Does orlistat cause acute kidney injury?

Michael M Beyea, Amit X Garg, Matthew A Weir
PMCID: PMC4110847  PMID: 25083225

Abstract

Orlistat is an inhibitor of gastric and pancreatic lipase with proven efficacy in the augmentation and maintenance of weight loss. Although its use has been limited by troublesome but benign gastrointestinal side effects, it has more recently been associated with acute kidney injury (AKI). In this review, we summarize orlistat’s benefits and drawbacks and discuss the body of evidence supporting its role as a cause of AKI. Although we cannot yet draw an unequivocal causal link between orlistat and AKI, there is enough evidence to include orlistat exposure in the clinical assessment of patients with AKI.

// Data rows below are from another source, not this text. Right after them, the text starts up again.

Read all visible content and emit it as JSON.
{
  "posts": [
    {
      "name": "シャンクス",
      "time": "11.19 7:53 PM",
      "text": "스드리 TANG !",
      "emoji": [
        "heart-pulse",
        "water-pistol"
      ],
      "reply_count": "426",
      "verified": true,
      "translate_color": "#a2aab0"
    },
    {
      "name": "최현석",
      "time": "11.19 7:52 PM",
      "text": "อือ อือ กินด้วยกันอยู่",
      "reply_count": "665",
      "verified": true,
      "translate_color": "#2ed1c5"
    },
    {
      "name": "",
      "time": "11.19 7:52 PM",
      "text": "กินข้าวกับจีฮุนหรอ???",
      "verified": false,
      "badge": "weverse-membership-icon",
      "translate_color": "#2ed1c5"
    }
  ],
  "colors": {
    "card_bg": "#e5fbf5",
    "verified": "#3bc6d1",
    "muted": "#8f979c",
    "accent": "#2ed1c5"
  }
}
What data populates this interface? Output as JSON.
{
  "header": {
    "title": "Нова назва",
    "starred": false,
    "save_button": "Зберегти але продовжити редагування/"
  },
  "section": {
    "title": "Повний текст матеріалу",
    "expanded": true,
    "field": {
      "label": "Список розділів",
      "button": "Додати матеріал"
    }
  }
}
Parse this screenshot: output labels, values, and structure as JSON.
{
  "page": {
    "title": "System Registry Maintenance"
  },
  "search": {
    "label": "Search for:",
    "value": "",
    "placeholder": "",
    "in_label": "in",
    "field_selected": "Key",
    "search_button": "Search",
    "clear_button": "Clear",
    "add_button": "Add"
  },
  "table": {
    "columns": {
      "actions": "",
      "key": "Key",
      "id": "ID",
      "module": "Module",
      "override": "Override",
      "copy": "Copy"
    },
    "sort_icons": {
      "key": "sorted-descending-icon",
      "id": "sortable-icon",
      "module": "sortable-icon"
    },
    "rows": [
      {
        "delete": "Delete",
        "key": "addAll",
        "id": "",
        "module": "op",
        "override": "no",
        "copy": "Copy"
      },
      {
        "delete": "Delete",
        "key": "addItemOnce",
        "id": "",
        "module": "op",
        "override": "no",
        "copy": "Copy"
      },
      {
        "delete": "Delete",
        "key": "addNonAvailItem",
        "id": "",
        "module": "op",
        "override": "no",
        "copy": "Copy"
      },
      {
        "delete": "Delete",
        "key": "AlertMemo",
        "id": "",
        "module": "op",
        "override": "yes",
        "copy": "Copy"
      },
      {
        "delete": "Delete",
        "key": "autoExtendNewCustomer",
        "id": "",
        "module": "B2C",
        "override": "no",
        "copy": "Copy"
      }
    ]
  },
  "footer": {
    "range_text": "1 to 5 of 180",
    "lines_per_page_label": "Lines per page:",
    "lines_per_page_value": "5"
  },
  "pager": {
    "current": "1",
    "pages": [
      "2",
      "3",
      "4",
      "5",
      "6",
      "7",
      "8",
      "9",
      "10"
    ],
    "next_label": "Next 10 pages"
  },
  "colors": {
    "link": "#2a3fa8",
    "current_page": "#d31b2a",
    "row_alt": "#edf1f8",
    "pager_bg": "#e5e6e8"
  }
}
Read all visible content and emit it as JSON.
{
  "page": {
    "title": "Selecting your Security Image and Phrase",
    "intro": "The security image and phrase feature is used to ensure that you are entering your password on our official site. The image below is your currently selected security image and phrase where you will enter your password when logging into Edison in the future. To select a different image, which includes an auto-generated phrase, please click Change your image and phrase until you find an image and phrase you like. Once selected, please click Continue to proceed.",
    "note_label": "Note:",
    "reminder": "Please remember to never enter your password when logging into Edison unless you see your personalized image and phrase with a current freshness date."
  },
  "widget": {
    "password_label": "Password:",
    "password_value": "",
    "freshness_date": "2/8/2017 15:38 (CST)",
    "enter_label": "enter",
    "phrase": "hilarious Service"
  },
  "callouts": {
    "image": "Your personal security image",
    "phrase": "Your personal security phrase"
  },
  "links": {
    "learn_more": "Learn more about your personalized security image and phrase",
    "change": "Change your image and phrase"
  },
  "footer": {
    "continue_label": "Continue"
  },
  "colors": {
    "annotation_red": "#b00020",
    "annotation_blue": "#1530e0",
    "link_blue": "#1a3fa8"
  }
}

Keywords: acute kidney injury, orlistat

Introduction

Obesity is fast becoming a worldwide epidemic. Weight management strategies play an important role in mitigating the complications of obesity such as hypertension, dyslipidemia, cardiovascular disease, type II diabetes mellitus and obstructive sleep apnoea [Hubert et al. 1983; Lean et al. 1998; Hu et al. 2001; Davy and Hall, 2004]. Weight reduction achieved through lifestyle and behavioural modifications can be augmented by pharmaceuticals that reduce dietary fat absorption [Li and Cheung, 2011]. Several of these drugs have proven effective, but their use has been limited by undesirable, but largely benign side effects [Li and Cheung, 2011]. Orlistat (Roche, Basel Switzerland) is a gastrointestinal lipase inhibitor that is commonly prescribed for weight reduction. Orlistat is currently available in Canada by prescription but is available without a prescription in Australia, the European Union and the United States. Recent studies have suggested an association between orlistat and acute kidney injury (AKI) [Courtney et al. 2007; Singh et al. 2007; Weir et al. 2011]. In this review we consider the benefits and drawbacks of orlistat and discuss its role as a potential cause of AKI.

Orlistat efficacy

Orlistat, also known as tetrahydrolipstatin is a potent, selective and reversible inhibitor of gastric and pancreatic lipases [Guerciolini, 1997]. The drug acts primarily by reducing fat absorption from the diet via inhibition of triglyceride hydrolysis. Initial human studies demonstrated that orlistat could increase fecal fat excretion by up to 30% [Hauptman et al. 1992].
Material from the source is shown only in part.